Premier long métrage réalisé par l’actrice et scénariste Anne Le Ny, Ceux qui restent suit le parcours de deux âmes isolées, dont les conjoints respectifs sont atteints de maladies graves. Bertrand (Vincent Lindon) et Lorraine (Emmanuelle Devos) arpentent chaque jour les couloirs de l’établissement hospitalier où leurs mari et femme se font soigner depuis des mois. Entre le kiosque à journaux, la cafétéria et le toit de l’immeuble dominant la ville où ils se retrouvent pour fumer, les deux personnages s’aident mutuellement à ne pas céder à la peine et à supporter la culpabilité d’être vivants. Bientôt, leur attachement réciproque prend une nouvelle forme… En abordant des thèmes essentiels tels que la maladie, l’amour ou la mort, Ceux qui restent explore les souffrances enfouies de ses protagonistes. Deux ans après leur troublante performance commune dans La Moustache d’Emmanuel Carrère, Emmanuelle Devos donne à nouveau la réplique à Vincent Lindon – qui s’est illustré récemment dans le romantique Je crois que je l’aime de Pierre Jolivet aux côtés de Sandrine Bonnaire. _T. C.

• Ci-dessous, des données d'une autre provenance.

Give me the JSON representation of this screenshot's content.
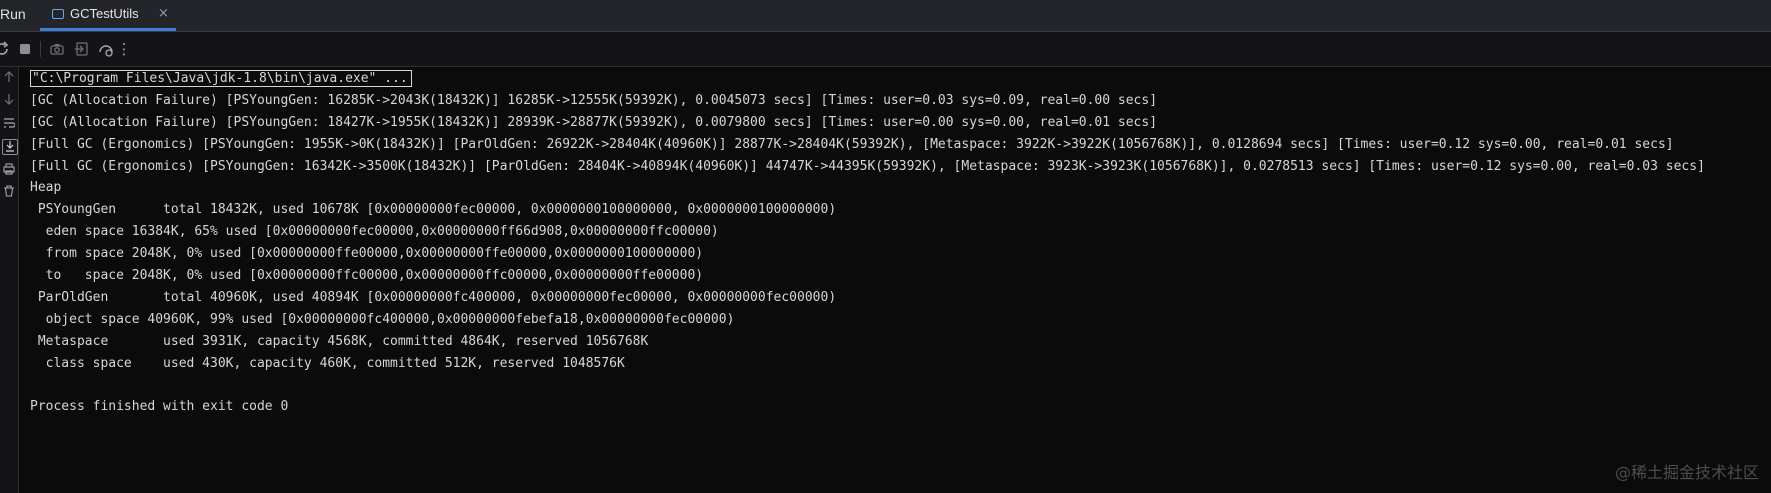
{
  "tabbar": {
    "run_label": "Run",
    "tab_title": "GCTestUtils",
    "tab_close": "×"
  },
  "toolbar": {
    "icons": [
      "rerun-icon",
      "stop-icon",
      "camera-icon",
      "import-icon",
      "settings-icon",
      "more-icon"
    ],
    "more_glyph": "⋮"
  },
  "gutter": {
    "icons": [
      "up-arrow-icon",
      "down-arrow-icon",
      "soft-wrap-icon",
      "scroll-to-end-icon",
      "print-icon",
      "trash-icon"
    ]
  },
  "console": {
    "lines": [
      "\"C:\\Program Files\\Java\\jdk-1.8\\bin\\java.exe\" ...",
      "[GC (Allocation Failure) [PSYoungGen: 16285K->2043K(18432K)] 16285K->12555K(59392K), 0.0045073 secs] [Times: user=0.03 sys=0.09, real=0.00 secs]",
      "[GC (Allocation Failure) [PSYoungGen: 18427K->1955K(18432K)] 28939K->28877K(59392K), 0.0079800 secs] [Times: user=0.00 sys=0.00, real=0.01 secs]",
      "[Full GC (Ergonomics) [PSYoungGen: 1955K->0K(18432K)] [ParOldGen: 26922K->28404K(40960K)] 28877K->28404K(59392K), [Metaspace: 3922K->3922K(1056768K)], 0.0128694 secs] [Times: user=0.12 sys=0.00, real=0.01 secs]",
      "[Full GC (Ergonomics) [PSYoungGen: 16342K->3500K(18432K)] [ParOldGen: 28404K->40894K(40960K)] 44747K->44395K(59392K), [Metaspace: 3923K->3923K(1056768K)], 0.0278513 secs] [Times: user=0.12 sys=0.00, real=0.03 secs]",
      "Heap",
      " PSYoungGen      total 18432K, used 10678K [0x00000000fec00000, 0x0000000100000000, 0x0000000100000000)",
      "  eden space 16384K, 65% used [0x00000000fec00000,0x00000000ff66d908,0x00000000ffc00000)",
      "  from space 2048K, 0% used [0x00000000ffe00000,0x00000000ffe00000,0x0000000100000000)",
      "  to   space 2048K, 0% used [0x00000000ffc00000,0x00000000ffc00000,0x00000000ffe00000)",
      " ParOldGen       total 40960K, used 40894K [0x00000000fc400000, 0x00000000fec00000, 0x00000000fec00000)",
      "  object space 40960K, 99% used [0x00000000fc400000,0x00000000febefa18,0x00000000fec00000)",
      " Metaspace       used 3931K, capacity 4568K, committed 4864K, reserved 1056768K",
      "  class space    used 430K, capacity 460K, committed 512K, reserved 1048576K",
      "",
      "Process finished with exit code 0"
    ]
  },
  "watermark": "@稀土掘金技术社区"
}
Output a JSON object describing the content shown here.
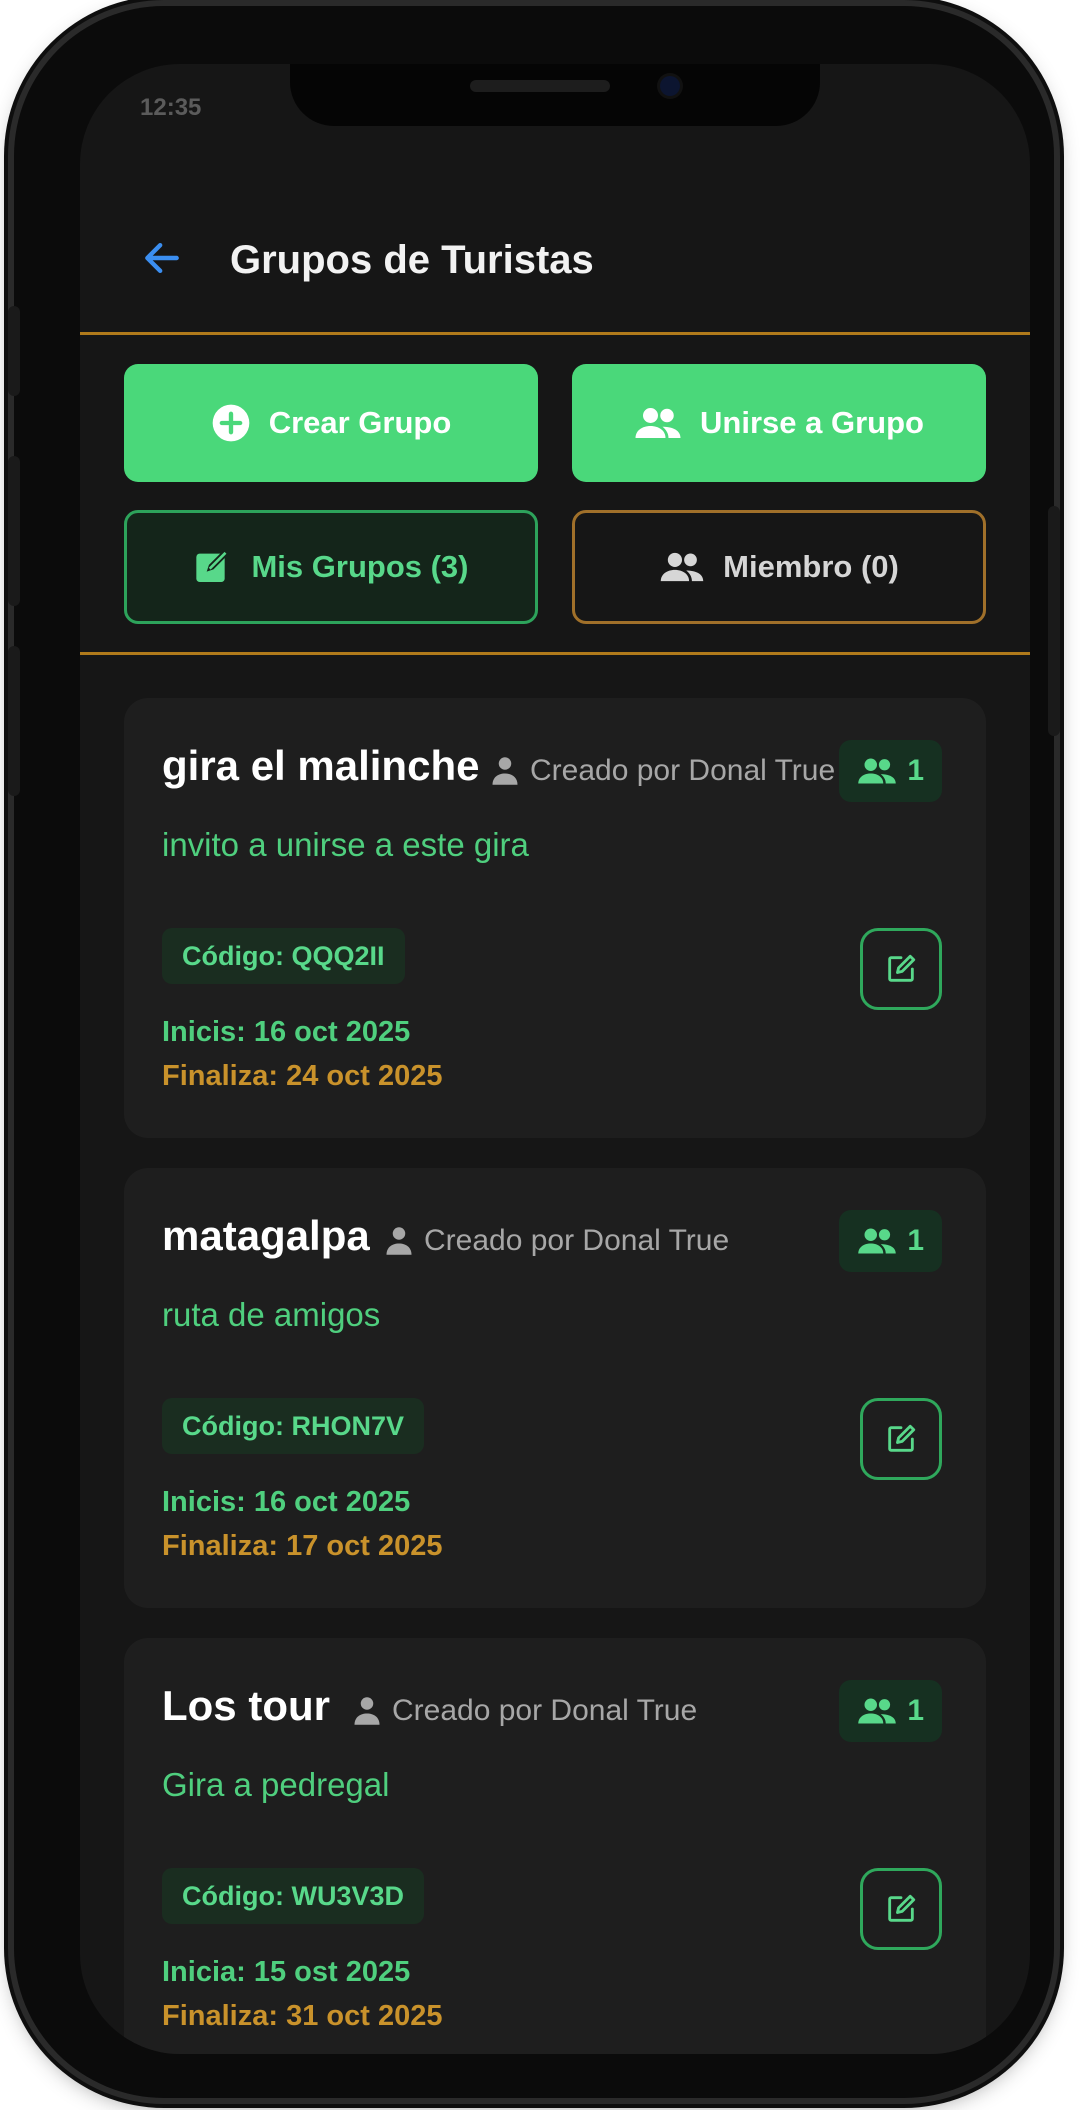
{
  "status_bar": {
    "time": "12:35",
    "right": ""
  },
  "header": {
    "title": "Grupos de Turistas",
    "back_icon": "arrow-left-icon"
  },
  "actions": {
    "create_label": "Crear Grupo",
    "join_label": "Unirse a Grupo"
  },
  "tabs": {
    "mine_label": "Mis Grupos (3)",
    "member_label": "Miembro (0)"
  },
  "groups": [
    {
      "name": "gira el malinche",
      "creator": "Creado por Donal True",
      "members": "1",
      "description": "invito a unirse a este gira",
      "code": "Código: QQQ2II",
      "start": "Inicis: 16 oct 2025",
      "end": "Finaliza: 24 oct 2025"
    },
    {
      "name": "matagalpa",
      "creator": "Creado por Donal True",
      "members": "1",
      "description": "ruta de amigos",
      "code": "Código: RHON7V",
      "start": "Inicis: 16 oct 2025",
      "end": "Finaliza: 17 oct 2025"
    },
    {
      "name": "Los tour",
      "creator": "Creado por Donal True",
      "members": "1",
      "description": "Gira a pedregal",
      "code": "Código: WU3V3D",
      "start": "Inicia: 15 ost 2025",
      "end": "Finaliza: 31 oct 2025"
    }
  ],
  "colors": {
    "accent_green": "#4ad87a",
    "gold": "#c9922b",
    "background": "#161616",
    "card": "#1e1e1e"
  }
}
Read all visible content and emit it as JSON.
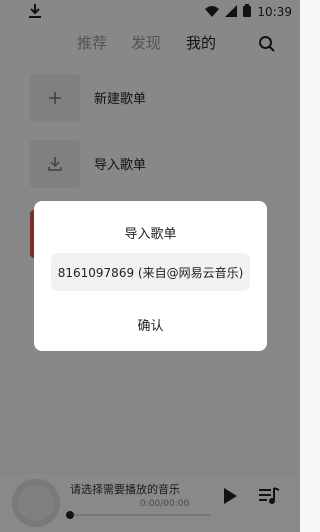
{
  "status_bar": {
    "time": "10:39",
    "icons": [
      "download-icon",
      "wifi-icon",
      "signal-icon",
      "battery-icon"
    ]
  },
  "tabs": [
    {
      "label": "推荐",
      "active": false
    },
    {
      "label": "发现",
      "active": false
    },
    {
      "label": "我的",
      "active": true
    }
  ],
  "playlist_actions": [
    {
      "label": "新建歌单",
      "icon": "plus-icon"
    },
    {
      "label": "导入歌单",
      "icon": "import-icon"
    }
  ],
  "player": {
    "title": "请选择需要播放的音乐",
    "time": "0:00/00:00",
    "progress": 0
  },
  "dialog": {
    "title": "导入歌单",
    "value": "8161097869 (来自@网易云音乐)",
    "confirm": "确认"
  },
  "colors": {
    "overlay": "#000000",
    "accent_peek": "#e05555"
  }
}
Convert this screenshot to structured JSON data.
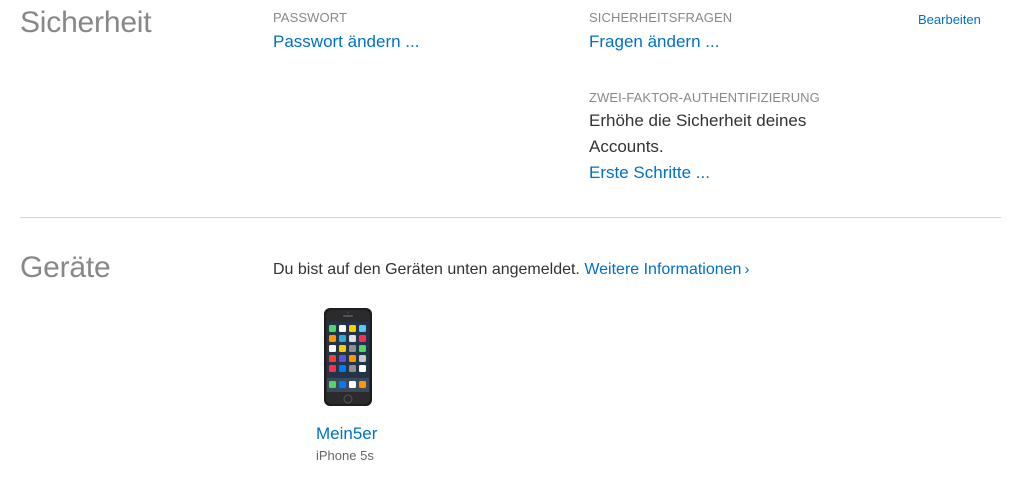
{
  "security": {
    "title": "Sicherheit",
    "edit_label": "Bearbeiten",
    "password": {
      "label": "PASSWORT",
      "link": "Passwort ändern ..."
    },
    "questions": {
      "label": "SICHERHEITSFRAGEN",
      "link": "Fragen ändern ..."
    },
    "two_factor": {
      "label": "ZWEI-FAKTOR-AUTHENTIFIZIERUNG",
      "text_line1": "Erhöhe die Sicherheit deines",
      "text_line2": "Accounts.",
      "link": "Erste Schritte ..."
    }
  },
  "devices": {
    "title": "Geräte",
    "intro": "Du bist auf den Geräten unten angemeldet.",
    "more_info": "Weitere Informationen",
    "more_info_chevron": "›",
    "items": [
      {
        "name": "Mein5er",
        "model": "iPhone 5s",
        "icon": "iphone-icon"
      }
    ]
  },
  "colors": {
    "link": "#0070c9",
    "title": "#888888",
    "text": "#333333",
    "divider": "#d6d6d6"
  }
}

LA VIE D'ARTISTE Un film de Marc FITOUSSI Avec Sandrine Kiberlain, Émilie Dequenne, Denis Podalydès… Distribution : Haut et Court // France, 2006, 1h47
Film choral drôle et mélancolique, La Vie d’artiste est le premier long métrage du cinéaste Marc Fitoussi. Alors qu’elle prête sa voix à l’héroïne d’un dessin animé japonais pour gagner sa vie, Alice, une comédienne désenchantée, rêve de se voir sur un écran de cinéma ou de brûler les planches. Professeur de français, Bertrand tente d’achever son second roman afin d’obtenir enfin la reconnaissance littéraire à laquelle il aspire. Quant à Cora, la jeune animatrice d’un bar karaoké, elle espère bouleverser le petit monde de la chanson française grâce à ses talents vocaux. Mais les chemins de la gloire sont semés d’embûches… Sur le thème de la quête de la célébrité, La Vie d’artiste explore le malaise personnel que sous-tend généralement le besoin de reconnaissance. Avec tendresse pour ses personnages, le film de Marc Fitoussi analyse les effets pervers d’une société moderne fondée sur l’image, où le succès et les paillettes semblent accessibles à tous. Dans un rôle complexe de femme fragile, Sandrine Kiberlain retrouve le comédien Denis Podalydès, huit ans après leur collaboration sur le film de Pascal Bonitzer Rien sur Robert. À noter la remarquable bande originale, co-signée par l’ofèvre pop Sean O’Hagan. _A. D.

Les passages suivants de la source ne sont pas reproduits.